Nos últimos três anos, a C.Foster, de propriedade de Colin Vaughan Foster, assinou 42 contratos, sendo 20 sem licitação, para fornecer componentes eletrônicos para áreas de tecnologia, exploração e produção a diferentes unidades da estatal.

Entre 2005 e 2007, apenas um processo de compra (sem licitação) havia sido feito com a empresa do marido de Graça, segundo a Petrobras.

A C.Foster, que já vendeu R$ 614 mil em equipamentos para a Petrobras, começou na década de 1980 com foco no setor de óleo e gás, área hoje sob a responsabilidade de Graça Foster.

Funcionária de carreira da Petrobras, Graça é cotada para um cargo no primeiro escalão do governo dilmista, como a presidência da Petrobras, a Casa Civil, a Secretaria-Geral da Presidência ou outro posto próximo da presidente eleita, de quem ganhou confiança.

Foi por indicação de Dilma que Graça ganhou, a partir de 2003, posições de destaque no Ministério de Minas e Energia, Petroquisa e BR Distribuidora e, há três anos, assumiu a diretoria de Gás e Energia da Petrobras.

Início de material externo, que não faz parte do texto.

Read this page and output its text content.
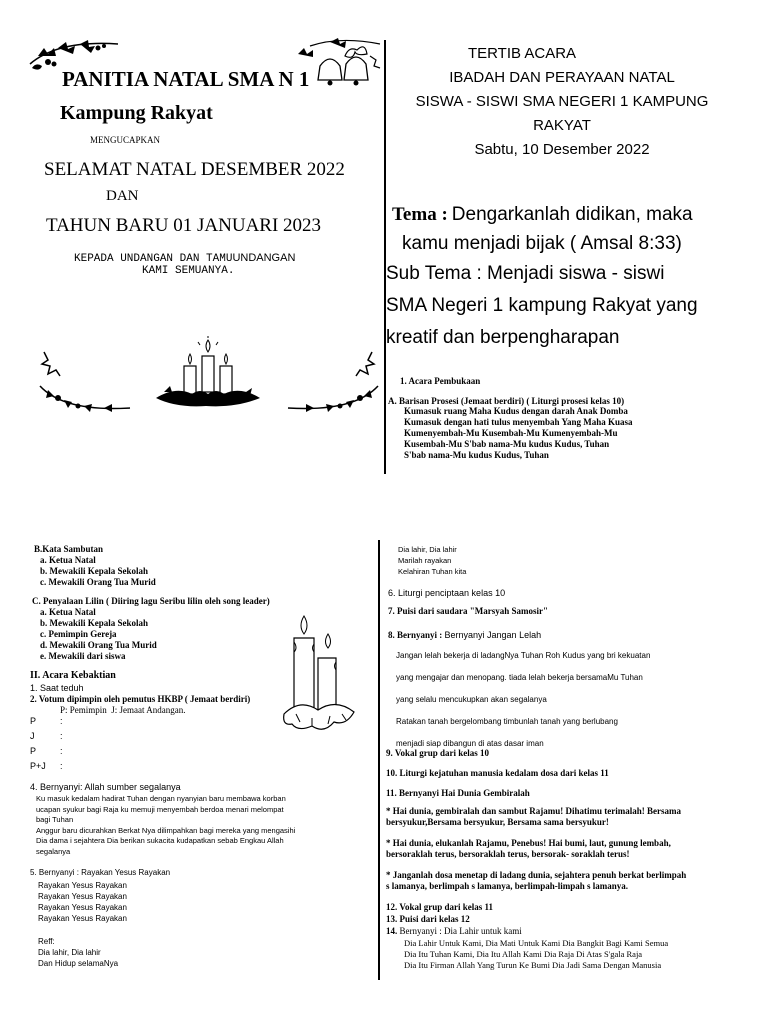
PANITIA NATAL SMA N 1
Kampung Rakyat
MENGUCAPKAN
SELAMAT NATAL DESEMBER 2022
DAN
TAHUN BARU 01 JANUARI 2023
KEPADA UNDANGAN DAN TAMUUNDANGAN
KAMI SEMUANYA.
TERTIB ACARA
IBADAH DAN PERAYAAN NATAL
SISWA - SISWI SMA NEGERI 1 KAMPUNG
RAKYAT
Sabtu, 10 Desember 2022
Tema : Dengarkanlah didikan, maka
kamu menjadi bijak ( Amsal 8:33)
Sub Tema : Menjadi siswa - siswi
SMA Negeri 1 kampung Rakyat yang
kreatif dan berpengharapan
1. Acara Pembukaan
A. Barisan Prosesi (Jemaat berdiri) ( Liturgi prosesi kelas 10)
Kumasuk ruang Maha Kudus dengan darah Anak Domba
Kumasuk dengan hati tulus menyembah Yang Maha Kuasa
Kumenyembah-Mu Kusembah-Mu Kumenyembah-Mu
Kusembah-Mu S'bab nama-Mu kudus Kudus, Tuhan
S'bab nama-Mu kudus Kudus, Tuhan
B.Kata Sambutan
a. Ketua Natal
b. Mewakili Kepala Sekolah
c. Mewakili Orang Tua Murid
C. Penyalaan Lilin ( Diiring lagu Seribu lilin oleh song leader)
a. Ketua Natal
b. Mewakili Kepala Sekolah
c. Pemimpin Gereja
d. Mewakili Orang Tua Murid
e. Mewakili dari siswa
II. Acara Kebaktian
1. Saat teduh
2. Votum dipimpin oleh pemutus HKBP ( Jemaat berdiri)
P: Pemimpin J: Jemaat Andangan.
P	:
J	:
P	:
P+J	:
4. Bernyanyi: Allah sumber segalanya
Ku masuk kedalam hadirat Tuhan dengan nyanyian baru membawa korban
ucapan syukur bagi Raja ku memuji menyembah berdoa menari melompat
bagi Tuhan
Anggur baru dicurahkan Berkat Nya dilimpahkan bagi mereka yang mengasihi
Dia dama i sejahtera Dia berikan sukacita kudapatkan sebab Engkau Allah
segalanya
5. Bernyanyi : Rayakan Yesus Rayakan
Rayakan Yesus Rayakan
Rayakan Yesus Rayakan
Rayakan Yesus Rayakan
Rayakan Yesus Rayakan
Reff:
Dia lahir, Dia lahir
Dan Hidup selamaNya
Dia lahir, Dia lahir
Marilah rayakan
Kelahiran Tuhan kita
6. Liturgi penciptaan kelas 10
7. Puisi dari saudara "Marsyah Samosir"
8. Bernyanyi : Bernyanyi Jangan Lelah
Jangan lelah bekerja di ladangNya Tuhan Roh Kudus yang bri kekuatan
yang mengajar dan menopang. tiada lelah bekerja bersamaMu Tuhan
yang selalu mencukupkan akan segalanya
Ratakan tanah bergelombang timbunlah tanah yang berlubang
menjadi siap dibangun di atas dasar iman
9. Vokal grup dari kelas 10
10. Liturgi kejatuhan manusia kedalam dosa dari kelas 11
11. Bernyanyi Hai Dunia Gembiralah
* Hai dunia, gembiralah dan sambut Rajamu! Dihatimu terimalah! Bersama
bersyukur,Bersama bersyukur, Bersama sama bersyukur!
* Hai dunia, elukanlah Rajamu, Penebus! Hai bumi, laut, gunung lembah,
bersoraklah terus, bersoraklah terus, bersorak- soraklah terus!
* Janganlah dosa menetap di ladang dunia, sejahtera penuh berkat berlimpah
s lamanya, berlimpah s lamanya, berlimpah-limpah s lamanya.
12. Vokal grup dari kelas 11
13. Puisi dari kelas 12
14. Bernyanyi : Dia Lahir untuk kami
Dia Lahir Untuk Kami, Dia Mati Untuk Kami Dia Bangkit Bagi Kami Semua
Dia Itu Tuhan Kami, Dia Itu Allah Kami Dia Raja Di Atas S'gala Raja
Dia Itu Firman Allah Yang Turun Ke Bumi Dia Jadi Sama Dengan Manusia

Antes de a C.Foster firmar esses 42 contratos com a Petrobras, a relação de Graça com a empresa do marido, Colin Vaughan Foster, já havia gerado mal-estar.

Em 2004, uma denúncia contra a engenheira, relacionada ao suposto favorecimento à empresa do marido, foi encaminhada à Casa Civil.

O então Ministro José Dirceu pediu esclarecimentos ao Ministério de Minas e Energia, sob o comando de Dilma. A fonte da denúncia não é identificada nos documentos obtidos pela Folha.

Outro lado

A Petrobras nega ter beneficiado a empresa do marido da diretora de Gás e Energia, Maria das Graças Foster. Informou, por meio da assessoria, que a engenheira não assinou nenhum processo de compra nem participou da contratação da C.Foster.

Procurada desde terça-feira, a C.Foster não retornou às ligações da Folha nem respondeu o e-mail enviado pela reportagem.

Segundo a Petrobras, autoridades estão proibidas de contratar sem licitação empresas de parentes na área sob suas responsabilidades.

Como os contratos com a C.Foster “não foram realizados por qualquer área subordinada à diretora de Gás e Energia”, não há impedimento para a empresa do marido de Graça Foster ser fornecedora, diz a estatal.

Com as informações – Folha de São Paulo

O povo vai assistir tudo de camarote, mais uma vez. Desinformado, sem lenço e sem documento.